Every year all types of companies start up and others go out of business.   It’s one of the ways that entrepreneurs learn-from mistakes.   Some famous entrepreneurs have failed repeatedly before becoming wildly successful. She suggests that we consider HJ Heinz, who went bankrupt first and went on to create a successful business afterwards.

It happens in small businesses and large corporations alike. Large companies sometimes go out of business, close down or sell off unprofitable units or product lines.

Check out the entire radio show for more details about the Average American Small Business and Startup.

Scott Shane provides additional statistics on the subject at SmallBizTrends.com. He lays out data on Startup Failure Rates and What the Average American Business Looks Like.

4 Comments 25 Million Small Businesses May Have Zero Employees, But They Contribute to Our Economy

  1. Virtual office assitant

    Hi,
    We do virtual assistant services and come under the category of doing work from home. We have very few employees but we give quality service to our customers. And thanks for taking people like us into considerations and it always motivates us to do better.

    Reply
  2. Stephanie LH Calahan (@StephCalahan)

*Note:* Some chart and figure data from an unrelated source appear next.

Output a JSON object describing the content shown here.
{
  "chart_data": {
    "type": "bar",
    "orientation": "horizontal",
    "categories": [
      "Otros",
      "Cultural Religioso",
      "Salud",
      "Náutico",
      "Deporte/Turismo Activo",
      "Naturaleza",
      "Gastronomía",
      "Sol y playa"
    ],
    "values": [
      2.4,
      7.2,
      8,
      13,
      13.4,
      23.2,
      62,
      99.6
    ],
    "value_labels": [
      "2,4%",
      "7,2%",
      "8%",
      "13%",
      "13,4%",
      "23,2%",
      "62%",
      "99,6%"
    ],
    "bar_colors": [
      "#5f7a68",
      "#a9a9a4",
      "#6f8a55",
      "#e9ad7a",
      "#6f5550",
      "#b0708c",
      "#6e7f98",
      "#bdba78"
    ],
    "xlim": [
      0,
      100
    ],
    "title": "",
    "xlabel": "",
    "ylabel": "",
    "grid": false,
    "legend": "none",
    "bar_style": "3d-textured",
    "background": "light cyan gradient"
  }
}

    Thanks for the post. There is quite a stigma for those that work out of their home. I find it amazing that many still think these businesses are not viable contributions to the economy. What many don’t realize is that companies like Apple and Ford started in garages and basements!

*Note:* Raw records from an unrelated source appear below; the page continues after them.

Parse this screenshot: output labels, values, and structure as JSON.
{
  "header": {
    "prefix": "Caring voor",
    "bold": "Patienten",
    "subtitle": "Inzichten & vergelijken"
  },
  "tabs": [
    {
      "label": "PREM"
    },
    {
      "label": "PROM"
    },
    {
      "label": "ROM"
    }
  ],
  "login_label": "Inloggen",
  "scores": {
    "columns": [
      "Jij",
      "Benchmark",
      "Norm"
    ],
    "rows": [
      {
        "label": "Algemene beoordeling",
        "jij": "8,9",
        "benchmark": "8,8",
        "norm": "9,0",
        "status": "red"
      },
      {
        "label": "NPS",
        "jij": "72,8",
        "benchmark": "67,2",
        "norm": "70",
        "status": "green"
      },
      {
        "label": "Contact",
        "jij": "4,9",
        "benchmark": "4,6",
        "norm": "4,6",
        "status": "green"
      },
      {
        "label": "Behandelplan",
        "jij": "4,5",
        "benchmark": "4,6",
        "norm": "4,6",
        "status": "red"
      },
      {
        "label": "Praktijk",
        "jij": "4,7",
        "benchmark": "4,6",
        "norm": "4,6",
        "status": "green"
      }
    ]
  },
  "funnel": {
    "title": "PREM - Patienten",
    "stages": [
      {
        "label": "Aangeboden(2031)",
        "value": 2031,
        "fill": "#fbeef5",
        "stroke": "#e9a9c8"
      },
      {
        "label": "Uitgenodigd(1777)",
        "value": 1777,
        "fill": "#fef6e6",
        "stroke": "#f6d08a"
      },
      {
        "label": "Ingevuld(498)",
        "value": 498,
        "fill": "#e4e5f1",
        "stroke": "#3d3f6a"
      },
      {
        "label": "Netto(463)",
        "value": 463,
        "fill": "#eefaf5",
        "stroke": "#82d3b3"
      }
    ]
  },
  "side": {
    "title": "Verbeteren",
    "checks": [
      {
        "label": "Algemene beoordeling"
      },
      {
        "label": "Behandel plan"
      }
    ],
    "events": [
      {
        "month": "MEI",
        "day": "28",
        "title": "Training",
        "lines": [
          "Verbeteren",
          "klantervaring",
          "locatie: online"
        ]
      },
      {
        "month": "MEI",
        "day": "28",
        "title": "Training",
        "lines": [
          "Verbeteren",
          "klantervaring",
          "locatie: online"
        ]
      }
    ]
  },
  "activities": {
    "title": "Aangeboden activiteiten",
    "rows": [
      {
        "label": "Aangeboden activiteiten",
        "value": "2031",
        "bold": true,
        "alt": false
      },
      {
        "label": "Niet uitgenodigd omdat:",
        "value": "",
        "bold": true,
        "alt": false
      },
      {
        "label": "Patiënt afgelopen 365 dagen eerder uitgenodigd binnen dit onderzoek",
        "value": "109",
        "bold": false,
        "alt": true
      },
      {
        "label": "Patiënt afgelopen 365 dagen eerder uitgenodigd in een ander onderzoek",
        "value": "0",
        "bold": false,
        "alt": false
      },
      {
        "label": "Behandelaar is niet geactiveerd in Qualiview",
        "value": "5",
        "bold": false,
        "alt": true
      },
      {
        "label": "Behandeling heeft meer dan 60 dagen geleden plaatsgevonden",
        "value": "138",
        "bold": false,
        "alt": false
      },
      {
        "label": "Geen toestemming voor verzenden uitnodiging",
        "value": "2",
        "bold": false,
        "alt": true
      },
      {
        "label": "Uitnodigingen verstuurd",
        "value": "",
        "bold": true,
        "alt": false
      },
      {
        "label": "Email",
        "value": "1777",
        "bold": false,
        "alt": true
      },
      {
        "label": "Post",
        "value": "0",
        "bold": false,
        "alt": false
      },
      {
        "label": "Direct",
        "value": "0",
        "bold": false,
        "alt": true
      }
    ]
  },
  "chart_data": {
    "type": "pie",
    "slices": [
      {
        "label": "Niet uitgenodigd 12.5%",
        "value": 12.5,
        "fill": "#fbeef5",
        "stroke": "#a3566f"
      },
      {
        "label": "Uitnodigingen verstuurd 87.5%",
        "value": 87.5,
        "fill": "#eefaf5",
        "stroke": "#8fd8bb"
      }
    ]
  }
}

    Many of my clients have work-from-home businesses. They contact us to help them improve efficiencies and develop processes so that they can be more productive. They are very serious about their work and making a positive difference in the world. Many have staff, but employ in different ways. Often micro-business hire other micro businesses as well as more traditional businesses. Here is an example:
    I work with a marketing consultant that serves large corporations. She provides them advice that allows them to have successful marketing campaigns, make big sales and employ large numbers of people. She works out of her home because when she consults, she goes to them. Why pay overhead when no one sees the physical location? She hires
    - virtual assistants to do her bookkeeping and some administrative tasks,
    - programmers to build websites
    - local brick and mortar printers to print collateral for clients
    - conference centers for her seminars and other client events
    - contractors for design work
    - writers for content
    - cleaners to maintain her space
    - etc.
    She has many people on her staff, but they just look different than traditional employment. The people she hires are just as dedicated and maybe more so than employees and she only pays them for the time they actually produce work. She works smart and lean so that she can keep costs more economical for her clients.

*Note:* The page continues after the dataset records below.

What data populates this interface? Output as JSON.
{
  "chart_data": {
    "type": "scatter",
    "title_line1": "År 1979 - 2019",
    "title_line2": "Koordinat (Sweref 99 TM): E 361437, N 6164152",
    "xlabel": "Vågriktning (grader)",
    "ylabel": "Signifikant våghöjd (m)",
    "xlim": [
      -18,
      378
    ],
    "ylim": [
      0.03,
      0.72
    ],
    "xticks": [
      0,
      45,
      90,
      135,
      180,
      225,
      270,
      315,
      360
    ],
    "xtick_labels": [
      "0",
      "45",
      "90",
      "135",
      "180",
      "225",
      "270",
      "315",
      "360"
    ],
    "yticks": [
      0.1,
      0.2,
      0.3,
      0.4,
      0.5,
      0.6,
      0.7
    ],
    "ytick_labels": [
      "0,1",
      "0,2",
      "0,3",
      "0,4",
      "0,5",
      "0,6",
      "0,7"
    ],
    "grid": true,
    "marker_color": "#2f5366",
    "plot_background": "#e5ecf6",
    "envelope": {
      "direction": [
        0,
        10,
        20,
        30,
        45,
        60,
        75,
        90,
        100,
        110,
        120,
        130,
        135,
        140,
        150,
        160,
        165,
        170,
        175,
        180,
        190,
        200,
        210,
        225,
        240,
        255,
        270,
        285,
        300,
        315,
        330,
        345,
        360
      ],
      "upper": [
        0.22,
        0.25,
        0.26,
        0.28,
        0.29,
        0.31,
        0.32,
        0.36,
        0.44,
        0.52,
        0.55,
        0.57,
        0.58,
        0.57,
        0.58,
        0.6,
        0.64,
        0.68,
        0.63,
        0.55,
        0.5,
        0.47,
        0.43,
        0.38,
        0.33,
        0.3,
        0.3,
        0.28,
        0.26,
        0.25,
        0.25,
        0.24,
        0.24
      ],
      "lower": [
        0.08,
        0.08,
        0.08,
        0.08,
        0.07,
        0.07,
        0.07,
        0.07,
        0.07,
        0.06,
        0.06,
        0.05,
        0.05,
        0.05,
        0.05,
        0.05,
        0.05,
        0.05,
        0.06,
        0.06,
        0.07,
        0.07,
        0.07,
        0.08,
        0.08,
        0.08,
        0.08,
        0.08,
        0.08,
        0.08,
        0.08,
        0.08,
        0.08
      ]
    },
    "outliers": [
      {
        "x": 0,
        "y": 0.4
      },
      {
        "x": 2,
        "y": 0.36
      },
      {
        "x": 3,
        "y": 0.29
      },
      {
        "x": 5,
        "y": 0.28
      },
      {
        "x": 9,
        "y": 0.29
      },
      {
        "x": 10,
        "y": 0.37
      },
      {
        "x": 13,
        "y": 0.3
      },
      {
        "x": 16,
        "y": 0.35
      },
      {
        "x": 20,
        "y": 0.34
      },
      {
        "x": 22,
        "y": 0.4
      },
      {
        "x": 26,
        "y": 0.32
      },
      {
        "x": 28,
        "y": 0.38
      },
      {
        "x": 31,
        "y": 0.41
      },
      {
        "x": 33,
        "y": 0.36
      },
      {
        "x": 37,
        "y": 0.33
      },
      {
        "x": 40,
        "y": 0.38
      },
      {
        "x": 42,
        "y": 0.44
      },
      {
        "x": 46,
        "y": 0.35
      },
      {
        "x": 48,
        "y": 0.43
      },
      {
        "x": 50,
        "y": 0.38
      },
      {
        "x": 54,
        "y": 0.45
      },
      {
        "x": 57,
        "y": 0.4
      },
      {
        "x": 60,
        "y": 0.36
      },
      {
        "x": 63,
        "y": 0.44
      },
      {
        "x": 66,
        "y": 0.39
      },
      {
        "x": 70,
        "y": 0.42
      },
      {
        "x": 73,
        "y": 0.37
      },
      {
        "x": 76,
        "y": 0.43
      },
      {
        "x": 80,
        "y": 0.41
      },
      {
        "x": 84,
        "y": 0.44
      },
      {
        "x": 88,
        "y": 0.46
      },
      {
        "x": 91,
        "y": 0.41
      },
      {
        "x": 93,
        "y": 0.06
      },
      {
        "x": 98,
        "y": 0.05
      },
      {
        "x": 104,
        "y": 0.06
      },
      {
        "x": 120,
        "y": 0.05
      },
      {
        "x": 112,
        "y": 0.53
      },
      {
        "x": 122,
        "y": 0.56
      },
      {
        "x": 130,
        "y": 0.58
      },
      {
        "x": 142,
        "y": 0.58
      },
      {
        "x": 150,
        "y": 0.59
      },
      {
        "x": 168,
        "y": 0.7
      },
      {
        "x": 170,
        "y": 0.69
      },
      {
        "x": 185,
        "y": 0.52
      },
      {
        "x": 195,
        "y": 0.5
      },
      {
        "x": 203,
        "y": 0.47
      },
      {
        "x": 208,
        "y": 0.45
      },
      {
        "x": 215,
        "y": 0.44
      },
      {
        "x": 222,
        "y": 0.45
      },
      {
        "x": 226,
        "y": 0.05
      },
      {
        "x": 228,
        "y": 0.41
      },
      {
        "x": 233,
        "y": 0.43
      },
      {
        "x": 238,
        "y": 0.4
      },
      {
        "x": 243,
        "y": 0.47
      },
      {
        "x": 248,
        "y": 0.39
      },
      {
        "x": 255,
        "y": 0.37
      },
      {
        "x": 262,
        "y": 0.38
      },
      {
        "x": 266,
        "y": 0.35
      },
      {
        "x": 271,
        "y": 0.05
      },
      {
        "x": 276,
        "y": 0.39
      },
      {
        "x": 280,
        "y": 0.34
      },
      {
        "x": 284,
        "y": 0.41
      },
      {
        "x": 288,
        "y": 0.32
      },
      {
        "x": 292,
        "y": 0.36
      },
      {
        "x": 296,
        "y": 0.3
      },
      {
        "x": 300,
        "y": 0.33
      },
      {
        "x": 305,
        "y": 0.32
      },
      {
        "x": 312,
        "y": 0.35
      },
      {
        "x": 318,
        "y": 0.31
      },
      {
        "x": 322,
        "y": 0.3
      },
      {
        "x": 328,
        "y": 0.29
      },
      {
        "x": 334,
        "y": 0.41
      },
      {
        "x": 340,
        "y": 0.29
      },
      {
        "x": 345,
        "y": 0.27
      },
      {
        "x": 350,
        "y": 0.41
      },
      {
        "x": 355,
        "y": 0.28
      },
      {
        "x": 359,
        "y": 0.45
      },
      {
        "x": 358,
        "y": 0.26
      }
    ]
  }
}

    What many also don’t recognize is that there are a number of 6 and 7 figure income earners working out of their home. Where they are not employing traditional employees, they are donating to community and global non-profits to make the world a better place to live.

    Yes, there are some businesses ran out of the home that are more hobby than business and many fail, but I would venture to guess that the same can be said for those businesses that launch outside of the home too.

    Thanks again for sharing the stats and the interview.
    To your success
    Stephanie

    Reply
  3. Glenda

    These evidences really proves that a small business, even with little man power can still contribute to a country’s progress. Some are having solo-preneurship but they can still handle everything. I appreciate those persons.

    Reply
  4. ABC Buses

    Small businesses prove to be the backbone of our economy. 79 percent, or 25 million companies have NO employees. What percentage have, say, less than 10 employees? Obviously the percentage must be higher still. And given that, they are going to be buying and selling products and services, without need of a larger business to employ them. It would arguably be a greater disruption to our economy if all small businesses disappeared, as opposed to the larger ones. This is especially true given the ability to buy and sell products and services online.